Lettre - Vote du Projet de Loi 2011 sur l’immigration au sénat - amendement n°219

Présenté sous couvert d’un texte de compromis, l’amendement n°219 constitue la pire version de l’article 17 ter depuis le début de la discussion sur le PLI
et est une véritable catastrophe pour les étrangers malades pour au moins les 4 raisons suivantes :

1- il remplace la condition de "non accès affectif" par la condition d’ ’"absence" du traitement, ce qui supprime de fait le droit au séjour et la protection contre l’éloignement des étrangers gravement malades résidant en France ;

2- il substitue le préfet à l’autorité médicale dans l’appréciation in fine de la situation médicale sous couvert de l’examen de "circonstances humanitaires exceptionnelles" ;

3- il supprime toutes les garanties procédurales instituées par la loi 1997/1998, au premier rang desquels le respect effectif du secret médical ;

4- il supprime de fait toute possibilité de contrôle effectif du juge sur la question de l’accès et même de la disponibilité des soins dans le pays de renvoi, alors même que, bien avant l’intervention de la jurisprudence du Conseil d’Etat du 7 avril 2010, le juge administratif lorsqu’il est saisi par un étranger atteint d’une pathologie d’une exceptionnelle gravité annule une mesure d’éloignement sur deux prise à son encontre.

Ci-dessous l’argumentaire complet de l’ODSE contre cet amendement.
Il est diffusable le plus largement possible auprès des sénateurs.

Pour l’Observatoire du droit à la santé des étrangers
Benjamin Demagny - Caroline Izambert


Madame la Sénatrice, Monsieur le Sénateur,

Dans le cadre de la discussion en 2ème lecture du projet de loi sur l’immigration, vous allez vous prononcer ce jour sur un nouvel amendement proposé par la Commission des Lois (n°219) visant à rétablir l’article 17 ter, en contradiction avec les positions déjà soutenues à deux reprises par cette commission.

Sous couvert d’un texte de compromis, ce nouvel amendement démantèle encore davantage la protection des étrangers gravement malades résidant en France et supprime toutes les garanties procédurales, au premier rang desquels le secret médical, instituées par le législateur en 1997-1998.

1- Si cet amendement est voté, des personnes gravement malades vont être renvoyées vers des pays où elles n’auront aucun accès à leur traitement
Quelle différence entre la notion d’« inexistence » initialement proposée, puis remplacée par la notion d’« indisponibilité », pour finalement revenir à la notion d’« absence » ?
L’existence, la disponibilité ou encore la présence d’un traitement ne garantit plus qu’un étranger gravement malade résidant en France puisse être effectivement soigné en cas de renvoi dans son pays d’origine.

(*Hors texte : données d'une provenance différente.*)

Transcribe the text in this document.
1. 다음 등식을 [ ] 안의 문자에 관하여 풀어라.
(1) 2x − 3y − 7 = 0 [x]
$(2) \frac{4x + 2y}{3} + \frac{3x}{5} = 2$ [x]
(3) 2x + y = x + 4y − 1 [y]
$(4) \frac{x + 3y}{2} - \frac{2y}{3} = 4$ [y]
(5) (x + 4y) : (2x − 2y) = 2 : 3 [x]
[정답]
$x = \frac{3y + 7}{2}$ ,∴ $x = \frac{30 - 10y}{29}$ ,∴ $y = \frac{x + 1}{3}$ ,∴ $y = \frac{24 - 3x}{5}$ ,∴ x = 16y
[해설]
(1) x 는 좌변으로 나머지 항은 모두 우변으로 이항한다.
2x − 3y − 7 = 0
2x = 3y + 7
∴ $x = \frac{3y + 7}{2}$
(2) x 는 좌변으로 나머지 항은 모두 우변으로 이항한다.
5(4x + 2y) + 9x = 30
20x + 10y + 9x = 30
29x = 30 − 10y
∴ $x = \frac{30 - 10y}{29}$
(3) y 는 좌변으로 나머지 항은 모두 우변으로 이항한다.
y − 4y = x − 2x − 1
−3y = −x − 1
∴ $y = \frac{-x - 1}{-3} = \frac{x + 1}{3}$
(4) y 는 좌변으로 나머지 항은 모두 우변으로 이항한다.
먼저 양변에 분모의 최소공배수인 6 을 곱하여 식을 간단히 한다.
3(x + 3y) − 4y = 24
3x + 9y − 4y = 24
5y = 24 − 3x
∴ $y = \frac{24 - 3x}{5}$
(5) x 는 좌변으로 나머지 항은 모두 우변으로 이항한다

2- Si cet amendement est voté, le préfet sera juge en dernier lieu des critères médicaux à la place de l’autorité médicale aujourd’hui compétente
L’amendement propose d’intégrer une nouvelle disposition qui prévoit la prise en compte de « circonstances humanitaires exceptionnelles appréciées par l’autorité administrative après avis du directeur général de l’agence régionale de santé ».
Le circuit de décision proposé est complexe et ne permettra pas de garantir que des étrangers malades ne soient pas renvoyés sans solution de traitement vital. En effet, il s’agirait de confier à l’autorité administrative, en l’occurrence le préfet, le soin de juger des « circonstances humanitaires exceptionnelles », sans intervention d’un médecin, seul compétent pour apprécier les critères médicaux, et sans recours juridictionnel effectif.

3- Si cet amendement est voté, le secret médical sera systématiquement levé
Comme l’a rappelé la circulaire du 5 mai 2000, l’intervention de l’autorité médicale (médecin inspecteur de santé publique, puis depuis février 2010 médecin de l’Agence régionale de santé) instituée par le législateur en 1997-1998 « vise à préserver le secret médical, tout en s’assurant que le demandeur remplit les conditions fixées par la loi ». A l’opposé, le dispositif complexe proposé par la Commission des lois obligera les étrangers gravement malades à lever le secret médical pour soumettre sans aucune garantie leur situation médicale, sous couvert de « circonstances humanitaires exceptionnelles », à la libre appréciation du préfet.


Madame la Sénatrice, Monsieur le Sénateur, nous en appelons à votre responsabilité pour vous opposer à ce nouveau projet de démantèlement de la loi actuelle concernant la protection des étrangers gravement malades résidant en France.